Michel LEFEBVRE, commissaire d'une exposition organisée au Mémorial du Camp de Rivesaltes à l'occasion du 80ème anniversaire de la Retirada, et Markus SCHÜRPF, archiviste du fonds Paul Senn à Berne, cosignent ce livre dédié au photo-reporter Paul SENN dont on a dit de lui qu'il était le "Capa Suisse".
PAUL SENN,
Un photographe suisse dans la guerre d'Espagne et dans les camps français
Paul Senn (1901-1953) fait partie des photographes engagés. En Espagne, on dira "comprometido".
Pendant la guerre civile, il accompagne des convois d'aide humanitaire dans les zones de conflit et documente l'effondrement de la République. En 1939, sur le chemin de l'exil, il immortalise au Perthus le flot de réfugiés. En 1942, il se rend dans le Sud de la France avec le Secours Suisse et photographie les camps de Rivesaltes et du Récébédou, la Maternité d'Elne et la pouponnière de Banyuls-sur-Mer.
Il est l'un des rares photographes à avoir pu documenter la Retirada et les camps. Alors, la première fois que j'ai eu ce livre entre les mains, je n'ai pas pu m'en empêcher : passant rapidement sur les portraits, j'ai fouillé du regard la foule des réfugiés, fébrilement, espérant y reconnaître un visage familier. Mais non. Enfin bon, j'imagine que nous sommes nombreux à céder à ce fol espoir !
La deuxième fois que j'ai pris l'ouvrage en main, j'ai pris tout mon temps.

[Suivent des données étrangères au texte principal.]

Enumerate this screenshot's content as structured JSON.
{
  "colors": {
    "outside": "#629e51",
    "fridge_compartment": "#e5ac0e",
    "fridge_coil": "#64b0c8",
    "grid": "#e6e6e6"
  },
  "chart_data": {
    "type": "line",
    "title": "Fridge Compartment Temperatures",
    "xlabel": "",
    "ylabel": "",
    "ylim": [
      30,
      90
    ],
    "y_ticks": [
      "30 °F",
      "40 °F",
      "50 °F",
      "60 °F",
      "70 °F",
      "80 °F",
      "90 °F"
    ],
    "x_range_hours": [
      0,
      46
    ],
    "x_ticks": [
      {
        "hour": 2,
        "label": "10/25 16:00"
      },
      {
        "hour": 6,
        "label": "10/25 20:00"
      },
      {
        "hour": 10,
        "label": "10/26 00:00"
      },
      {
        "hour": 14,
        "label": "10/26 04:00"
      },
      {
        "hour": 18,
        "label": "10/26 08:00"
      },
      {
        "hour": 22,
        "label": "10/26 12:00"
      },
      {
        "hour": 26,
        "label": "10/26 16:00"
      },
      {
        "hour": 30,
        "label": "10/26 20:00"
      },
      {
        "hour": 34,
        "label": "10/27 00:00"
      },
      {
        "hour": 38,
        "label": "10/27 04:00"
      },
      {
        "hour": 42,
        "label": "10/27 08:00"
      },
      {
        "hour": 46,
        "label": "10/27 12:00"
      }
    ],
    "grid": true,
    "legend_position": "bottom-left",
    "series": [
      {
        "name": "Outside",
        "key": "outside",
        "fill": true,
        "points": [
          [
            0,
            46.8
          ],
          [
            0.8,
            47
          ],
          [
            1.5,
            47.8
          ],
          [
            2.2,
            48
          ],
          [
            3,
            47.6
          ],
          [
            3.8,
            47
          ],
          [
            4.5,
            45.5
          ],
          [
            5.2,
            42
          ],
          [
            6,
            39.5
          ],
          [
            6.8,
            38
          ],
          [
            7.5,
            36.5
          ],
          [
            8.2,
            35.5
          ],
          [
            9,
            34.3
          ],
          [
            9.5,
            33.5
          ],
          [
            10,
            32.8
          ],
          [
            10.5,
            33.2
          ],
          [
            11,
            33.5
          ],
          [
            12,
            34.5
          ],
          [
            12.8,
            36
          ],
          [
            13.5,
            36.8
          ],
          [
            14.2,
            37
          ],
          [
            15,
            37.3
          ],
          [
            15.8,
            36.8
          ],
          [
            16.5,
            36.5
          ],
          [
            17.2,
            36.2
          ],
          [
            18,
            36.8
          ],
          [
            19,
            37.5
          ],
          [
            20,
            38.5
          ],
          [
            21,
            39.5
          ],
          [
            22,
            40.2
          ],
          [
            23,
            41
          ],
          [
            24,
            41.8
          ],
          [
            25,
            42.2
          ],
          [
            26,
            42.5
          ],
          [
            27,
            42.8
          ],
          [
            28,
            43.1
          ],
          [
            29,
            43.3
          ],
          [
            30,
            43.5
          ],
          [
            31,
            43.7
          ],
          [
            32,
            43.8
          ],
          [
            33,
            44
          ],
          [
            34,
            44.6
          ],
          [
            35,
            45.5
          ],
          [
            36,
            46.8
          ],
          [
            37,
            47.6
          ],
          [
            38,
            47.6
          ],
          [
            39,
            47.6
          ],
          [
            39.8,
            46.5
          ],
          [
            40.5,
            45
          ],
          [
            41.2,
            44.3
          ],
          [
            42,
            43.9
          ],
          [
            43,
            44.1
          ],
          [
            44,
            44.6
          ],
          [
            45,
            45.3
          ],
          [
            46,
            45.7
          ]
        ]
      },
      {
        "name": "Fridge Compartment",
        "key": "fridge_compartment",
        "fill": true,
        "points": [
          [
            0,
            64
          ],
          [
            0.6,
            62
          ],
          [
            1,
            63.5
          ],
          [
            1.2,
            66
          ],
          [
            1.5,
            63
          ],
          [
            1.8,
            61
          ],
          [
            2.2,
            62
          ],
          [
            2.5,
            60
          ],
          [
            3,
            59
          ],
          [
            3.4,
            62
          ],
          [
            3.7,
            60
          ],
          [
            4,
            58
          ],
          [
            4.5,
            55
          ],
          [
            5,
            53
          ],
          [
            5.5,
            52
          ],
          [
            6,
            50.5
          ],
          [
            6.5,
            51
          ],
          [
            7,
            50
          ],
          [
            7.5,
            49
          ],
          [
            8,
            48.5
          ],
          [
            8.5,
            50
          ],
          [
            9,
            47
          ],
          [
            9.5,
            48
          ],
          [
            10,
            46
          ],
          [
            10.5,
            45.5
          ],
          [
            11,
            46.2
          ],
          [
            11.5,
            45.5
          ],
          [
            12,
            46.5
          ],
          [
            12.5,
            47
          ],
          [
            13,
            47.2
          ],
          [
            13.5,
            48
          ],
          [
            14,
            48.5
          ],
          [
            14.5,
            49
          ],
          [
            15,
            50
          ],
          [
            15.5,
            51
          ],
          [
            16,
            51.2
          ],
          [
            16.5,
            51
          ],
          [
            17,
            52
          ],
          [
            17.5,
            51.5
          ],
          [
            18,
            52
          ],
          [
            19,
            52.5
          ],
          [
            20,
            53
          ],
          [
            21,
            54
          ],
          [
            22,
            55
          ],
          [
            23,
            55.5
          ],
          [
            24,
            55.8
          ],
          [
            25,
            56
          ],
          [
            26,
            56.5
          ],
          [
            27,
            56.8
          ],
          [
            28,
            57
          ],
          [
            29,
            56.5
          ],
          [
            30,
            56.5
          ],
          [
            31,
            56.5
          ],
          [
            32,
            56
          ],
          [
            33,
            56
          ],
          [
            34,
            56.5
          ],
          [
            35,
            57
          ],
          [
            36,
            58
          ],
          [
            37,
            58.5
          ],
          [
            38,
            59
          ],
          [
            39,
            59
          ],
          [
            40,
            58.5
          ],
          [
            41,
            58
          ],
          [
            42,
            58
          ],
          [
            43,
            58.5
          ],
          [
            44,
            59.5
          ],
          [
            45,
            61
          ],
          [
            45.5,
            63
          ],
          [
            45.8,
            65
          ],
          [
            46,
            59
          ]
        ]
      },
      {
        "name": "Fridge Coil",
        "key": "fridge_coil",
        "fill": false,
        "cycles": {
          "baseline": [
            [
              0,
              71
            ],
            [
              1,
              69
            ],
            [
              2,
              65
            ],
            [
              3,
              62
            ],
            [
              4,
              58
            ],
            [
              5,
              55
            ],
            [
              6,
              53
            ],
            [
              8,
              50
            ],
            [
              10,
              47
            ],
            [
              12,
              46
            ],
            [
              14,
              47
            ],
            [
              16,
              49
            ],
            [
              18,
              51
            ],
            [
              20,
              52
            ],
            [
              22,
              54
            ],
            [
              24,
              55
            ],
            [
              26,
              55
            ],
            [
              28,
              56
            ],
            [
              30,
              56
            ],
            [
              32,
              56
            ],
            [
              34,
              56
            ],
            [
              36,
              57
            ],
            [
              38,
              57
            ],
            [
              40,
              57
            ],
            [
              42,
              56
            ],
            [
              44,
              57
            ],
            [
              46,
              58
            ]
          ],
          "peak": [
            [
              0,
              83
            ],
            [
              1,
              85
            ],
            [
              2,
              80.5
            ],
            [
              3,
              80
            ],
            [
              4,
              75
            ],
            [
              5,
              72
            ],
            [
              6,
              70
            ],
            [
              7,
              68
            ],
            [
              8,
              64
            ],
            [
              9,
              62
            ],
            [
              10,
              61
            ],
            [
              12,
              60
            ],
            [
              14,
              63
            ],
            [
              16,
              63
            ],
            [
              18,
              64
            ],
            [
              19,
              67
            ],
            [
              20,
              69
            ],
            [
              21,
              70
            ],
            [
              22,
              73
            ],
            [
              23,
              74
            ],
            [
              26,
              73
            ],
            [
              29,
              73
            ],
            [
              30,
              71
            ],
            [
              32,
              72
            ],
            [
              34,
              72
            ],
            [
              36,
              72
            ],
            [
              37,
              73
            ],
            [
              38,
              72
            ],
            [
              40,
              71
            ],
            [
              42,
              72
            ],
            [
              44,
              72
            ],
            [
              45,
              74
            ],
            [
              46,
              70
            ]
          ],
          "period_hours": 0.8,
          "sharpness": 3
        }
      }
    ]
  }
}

262 pages. Un grand format. Des illustrations de grande dimension. Un papier de qualité, agréable au toucher. Pas de doute, c'est un beau livre ! Pas moins de 350 clichés sont reproduits ici. Sommairement légendés, ils sont très habilement mis en valeur par une mise en page sobre. L'ouvrage renferme également une biographie, ainsi que près d'une vingtaine de coupures de presse.
Quelques textes, organisés en chapitres, permettent de contextualiser et restituer le travail du photographe. Petit + : renvoyée dans les dernières pages, vous en trouverez la traduction intégrale en catalan, espagnol et anglais.
Bref, il faut reconnaître que c'est une très belle réalisation.
Dans ses clichés, dont beaucoup de portraits, Paul Senn dénonce la guerre sans la montrer. Pour révéler les violences qui brisent les corps, les familles et les âmes, son regard se porte sur les victimes. C'est un regard humaniste qui tisse un lien entre la personne prise sur le vif dans son désarroi, sa douleur ou son soulagement, et nous qui la regardons tant d'années plus tard et percevons son émotion. Bouleversant !
Mais, tout n'est pas noir dans le monde que révèle le photo-reporter. Il veut montrer aussi à la solidarité qui s'exerce au cœur du drame. A cet égard, ses photos qui illustrent le travail des bénévoles en faveur, notamment, des enfants sont un vrai message d'espoir.
Au-delà de ce qu'il procure à son lecteur, PAUL SENN,
un photographe suisse dans la guerre d'Espagne et dans les camps français est un livre utile à celui qui voudrait témoigner, expliquer et partager.